My one complaint is that RUST_LOG=debug cargo run dumps all of the verbose debug logs from cargo while your program is being built.
Rocket is a hyper-based HTTP framework. Rocket requires nightly, but is very ergonomic to use. It requires less ceremony than even a Sinatra server. The statically-typed route functions were pleasant to work with.
I did have to jump through some hoops to use Rocket as an embedded (vs. application) server, including launching rocket in a thread instead of scheduling it on my tokio reactor, discovering the bind interface, and configuring an unused secret key.

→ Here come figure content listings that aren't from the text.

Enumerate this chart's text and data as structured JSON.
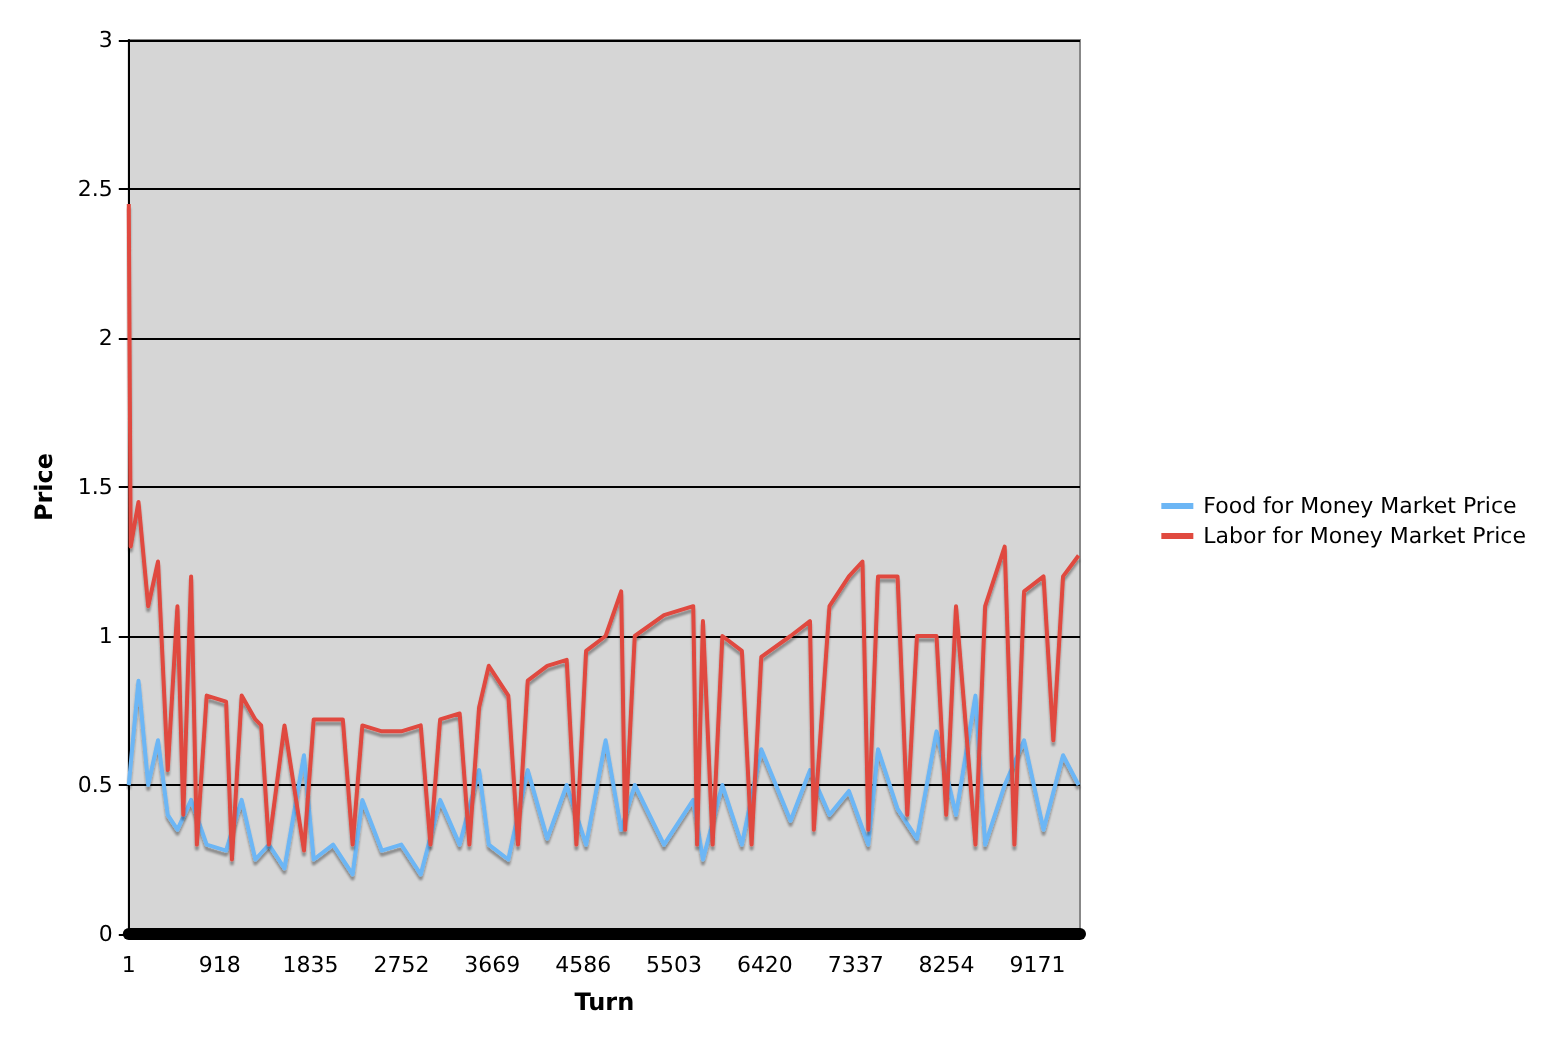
{
  "chart_data": {
    "type": "line",
    "xlabel": "Turn",
    "ylabel": "Price",
    "xlim": [
      1,
      9600
    ],
    "xticks": [
      1,
      918,
      1835,
      2752,
      3669,
      4586,
      5503,
      6420,
      7337,
      8254,
      9171
    ],
    "ylim": [
      0,
      3
    ],
    "yticks": [
      0,
      0.5,
      1,
      1.5,
      2,
      2.5,
      3
    ],
    "grid": "y",
    "legend": "right",
    "marker": "none",
    "line_style": "solid",
    "series": [
      {
        "name": "Food for Money Market Price",
        "color": "#6cb6f5",
        "x": [
          1,
          99,
          197,
          296,
          394,
          492,
          630,
          787,
          983,
          1140,
          1278,
          1415,
          1572,
          1769,
          1867,
          2063,
          2260,
          2358,
          2554,
          2751,
          2947,
          3143,
          3340,
          3536,
          3634,
          3831,
          4027,
          4224,
          4420,
          4616,
          4813,
          4970,
          5107,
          5402,
          5697,
          5795,
          5991,
          6188,
          6384,
          6679,
          6875,
          7072,
          7268,
          7464,
          7562,
          7759,
          7955,
          8152,
          8349,
          8545,
          8643,
          8840,
          9036,
          9232,
          9429,
          9586
        ],
        "values": [
          0.5,
          0.85,
          0.5,
          0.65,
          0.4,
          0.35,
          0.45,
          0.3,
          0.28,
          0.45,
          0.25,
          0.3,
          0.22,
          0.6,
          0.25,
          0.3,
          0.2,
          0.45,
          0.28,
          0.3,
          0.2,
          0.45,
          0.3,
          0.55,
          0.3,
          0.25,
          0.55,
          0.32,
          0.5,
          0.3,
          0.65,
          0.35,
          0.5,
          0.3,
          0.45,
          0.25,
          0.5,
          0.3,
          0.62,
          0.38,
          0.55,
          0.4,
          0.48,
          0.3,
          0.62,
          0.42,
          0.32,
          0.68,
          0.4,
          0.8,
          0.3,
          0.5,
          0.65,
          0.35,
          0.6,
          0.5
        ]
      },
      {
        "name": "Labor for Money Market Price",
        "color": "#e04a3f",
        "x": [
          1,
          20,
          99,
          197,
          296,
          394,
          492,
          551,
          630,
          688,
          787,
          983,
          1042,
          1140,
          1278,
          1337,
          1415,
          1572,
          1769,
          1867,
          2063,
          2161,
          2260,
          2358,
          2554,
          2751,
          2947,
          3045,
          3143,
          3340,
          3438,
          3536,
          3634,
          3831,
          3929,
          4027,
          4224,
          4420,
          4518,
          4616,
          4813,
          4970,
          5010,
          5107,
          5402,
          5697,
          5736,
          5795,
          5893,
          5991,
          6188,
          6286,
          6384,
          6679,
          6875,
          6914,
          7072,
          7268,
          7405,
          7464,
          7562,
          7759,
          7857,
          7955,
          8152,
          8250,
          8349,
          8545,
          8643,
          8840,
          8938,
          9036,
          9232,
          9331,
          9429,
          9586
        ],
        "values": [
          2.45,
          1.3,
          1.45,
          1.1,
          1.25,
          0.55,
          1.1,
          0.4,
          1.2,
          0.3,
          0.8,
          0.78,
          0.25,
          0.8,
          0.72,
          0.7,
          0.3,
          0.7,
          0.28,
          0.72,
          0.72,
          0.72,
          0.3,
          0.7,
          0.68,
          0.68,
          0.7,
          0.3,
          0.72,
          0.74,
          0.3,
          0.76,
          0.9,
          0.8,
          0.3,
          0.85,
          0.9,
          0.92,
          0.3,
          0.95,
          1.0,
          1.15,
          0.35,
          1.0,
          1.07,
          1.1,
          0.3,
          1.05,
          0.3,
          1.0,
          0.95,
          0.3,
          0.93,
          1.0,
          1.05,
          0.35,
          1.1,
          1.2,
          1.25,
          0.35,
          1.2,
          1.2,
          0.4,
          1.0,
          1.0,
          0.4,
          1.1,
          0.3,
          1.1,
          1.3,
          0.3,
          1.15,
          1.2,
          0.65,
          1.2,
          1.27
        ]
      }
    ]
  }
}
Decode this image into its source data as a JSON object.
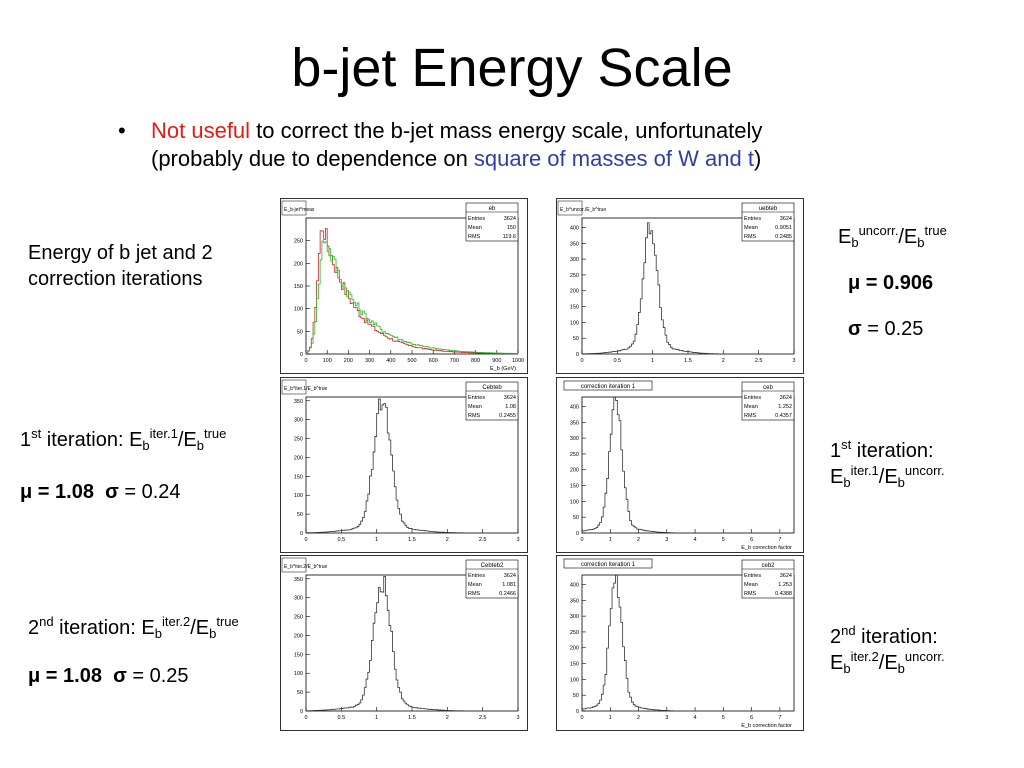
{
  "slide": {
    "title": "b-jet Energy Scale",
    "bullet": {
      "red": "Not useful",
      "part1": " to correct the b-jet mass energy scale, unfortunately",
      "part2": "(probably due to dependence on ",
      "blue": "square of masses of W and t",
      "part3": ")"
    },
    "colors": {
      "highlight_red": "#e8190f",
      "highlight_blue": "#2d3ea8"
    }
  },
  "left_labels": {
    "energy_desc": [
      "Energy of b jet and 2",
      "correction iterations"
    ],
    "iter1": {
      "ordinal": "1",
      "ord_sup": "st",
      "pre": " iteration: E",
      "sub1": "b",
      "sup1": "iter.1",
      "mid": "/E",
      "sub2": "b",
      "sup2": "true"
    },
    "iter1_stats": {
      "mu": "μ = 1.08",
      "sigma_sym": "σ",
      "sigma": " = 0.24"
    },
    "iter2": {
      "ordinal": "2",
      "ord_sup": "nd",
      "pre": " iteration: E",
      "sub1": "b",
      "sup1": "iter.2",
      "mid": "/E",
      "sub2": "b",
      "sup2": "true"
    },
    "iter2_stats": {
      "mu": "μ = 1.08",
      "sigma_sym": "σ",
      "sigma": " = 0.25"
    }
  },
  "right_labels": {
    "ratio": {
      "e": "E",
      "sub1": "b",
      "sup1": "uncorr.",
      "mid": "/E",
      "sub2": "b",
      "sup2": "true"
    },
    "mu": "μ = 0.906",
    "sigma_sym": "σ",
    "sigma": " = 0.25",
    "iter1": {
      "line1_ord": "1",
      "line1_sup": "st",
      "line1_rest": " iteration:",
      "e": "E",
      "sub1": "b",
      "sup1": "iter.1",
      "mid": "/E",
      "sub2": "b",
      "sup2": "uncorr."
    },
    "iter2": {
      "line1_ord": "2",
      "line1_sup": "nd",
      "line1_rest": " iteration:",
      "e": "E",
      "sub1": "b",
      "sup1": "iter.2",
      "mid": "/E",
      "sub2": "b",
      "sup2": "uncorr."
    }
  },
  "chart_data": [
    {
      "type": "histogram",
      "id": "eb",
      "stats": {
        "name": "eb",
        "entries": "3624",
        "mean": "150",
        "rms": "119.6"
      },
      "corner_label": "E_b-jet^meas",
      "xlabel": "E_b (GeV)",
      "x_ticks": [
        0,
        100,
        200,
        300,
        400,
        500,
        600,
        700,
        800,
        900,
        1000
      ],
      "y_ticks": [
        0,
        50,
        100,
        150,
        200,
        250
      ],
      "xlim": [
        0,
        1000
      ],
      "ylim": [
        0,
        300
      ],
      "series": [
        {
          "color": "#cc2222",
          "peak_x": 80,
          "peak_y": 285,
          "width_left": 35,
          "decay": 150
        },
        {
          "color": "#22bb22",
          "peak_x": 90,
          "peak_y": 260,
          "width_left": 40,
          "decay": 170
        }
      ]
    },
    {
      "type": "histogram",
      "id": "uebteb",
      "stats": {
        "name": "uebteb",
        "entries": "3624",
        "mean": "0.9051",
        "rms": "0.2485"
      },
      "corner_label": "E_b^uncor./E_b^true",
      "xlabel": "",
      "x_ticks": [
        0,
        0.5,
        1,
        1.5,
        2,
        2.5,
        3
      ],
      "y_ticks": [
        0,
        50,
        100,
        150,
        200,
        250,
        300,
        350,
        400
      ],
      "xlim": [
        0,
        3
      ],
      "ylim": [
        0,
        430
      ],
      "series": [
        {
          "color": "#333333",
          "mean": 0.97,
          "sigma": 0.1,
          "peak_y": 385,
          "tail": 0.06
        }
      ]
    },
    {
      "type": "histogram",
      "id": "cebteb",
      "stats": {
        "name": "Cebteb",
        "entries": "3624",
        "mean": "1.08",
        "rms": "0.2455"
      },
      "corner_label": "E_b^iter.1/E_b^true",
      "xlabel": "",
      "x_ticks": [
        0,
        0.5,
        1,
        1.5,
        2,
        2.5,
        3
      ],
      "y_ticks": [
        0,
        50,
        100,
        150,
        200,
        250,
        300,
        350
      ],
      "xlim": [
        0,
        3
      ],
      "ylim": [
        0,
        360
      ],
      "series": [
        {
          "color": "#333333",
          "mean": 1.08,
          "sigma": 0.12,
          "peak_y": 330,
          "tail": 0.05
        }
      ]
    },
    {
      "type": "histogram",
      "id": "ceb",
      "title": "correction iteration 1",
      "stats": {
        "name": "ceb",
        "entries": "3624",
        "mean": "1.252",
        "rms": "0.4357"
      },
      "xlabel": "E_b correction factor",
      "x_ticks": [
        0,
        1,
        2,
        3,
        4,
        5,
        6,
        7
      ],
      "y_ticks": [
        0,
        50,
        100,
        150,
        200,
        250,
        300,
        350,
        400
      ],
      "xlim": [
        0,
        7.5
      ],
      "ylim": [
        0,
        430
      ],
      "series": [
        {
          "color": "#333333",
          "mean": 1.2,
          "sigma": 0.22,
          "peak_y": 400,
          "tail": 0.05
        }
      ]
    },
    {
      "type": "histogram",
      "id": "cebteb2",
      "stats": {
        "name": "Cebteb2",
        "entries": "3624",
        "mean": "1.081",
        "rms": "0.2466"
      },
      "corner_label": "E_b^iter.2/E_b^true",
      "xlabel": "",
      "x_ticks": [
        0,
        0.5,
        1,
        1.5,
        2,
        2.5,
        3
      ],
      "y_ticks": [
        0,
        50,
        100,
        150,
        200,
        250,
        300,
        350
      ],
      "xlim": [
        0,
        3
      ],
      "ylim": [
        0,
        360
      ],
      "series": [
        {
          "color": "#333333",
          "mean": 1.08,
          "sigma": 0.12,
          "peak_y": 330,
          "tail": 0.05
        }
      ]
    },
    {
      "type": "histogram",
      "id": "ceb2",
      "title": "correction iteration 1",
      "stats": {
        "name": "ceb2",
        "entries": "3624",
        "mean": "1.253",
        "rms": "0.4388"
      },
      "xlabel": "E_b correction factor",
      "x_ticks": [
        0,
        1,
        2,
        3,
        4,
        5,
        6,
        7
      ],
      "y_ticks": [
        0,
        50,
        100,
        150,
        200,
        250,
        300,
        350,
        400
      ],
      "xlim": [
        0,
        7.5
      ],
      "ylim": [
        0,
        430
      ],
      "series": [
        {
          "color": "#333333",
          "mean": 1.2,
          "sigma": 0.22,
          "peak_y": 400,
          "tail": 0.05
        }
      ]
    }
  ]
}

mp3_duration is a single-purpose crate did exactly what I needed it to do until it panicked on some of my MP3s. Since I was using this crate to filter items out of a playlist, I isolated it using panic::catch_unwind and ignored files it could not parse. I should probably find a panicking sample MP3 and file a GitHub issue.
Serde is my favorite of all the crates I used in Punchtop. I have previous experience with statically-typed JSON libraries in Jackson and json4s. Serde is by far the easiest JSON library to work with.
Serde uses Rust macro magic to derive encoders and decoders directly from structs. The encoder and decoder are configurable with a few other macros. My two favorites are remapping rustfmt-compliant struct fields to the native JSON camel case style and field-tagged enums AKA switching deserialization based on a type tag in the JSON. Field-tagged enums gives you all the benefits of Rust enums when dealing with JSON, most notably ensuring match arms are exhaustive.
At this point in the project, I feel reasonably comfortable working with Rust, but there are still lots of things left to learn. My next goal is to write a native Cocoa frontend for Punchtop which means either using the objc and cocoa crates or embedding cast-client into a Swift app via FFI. Either way, I am excited to make more progress.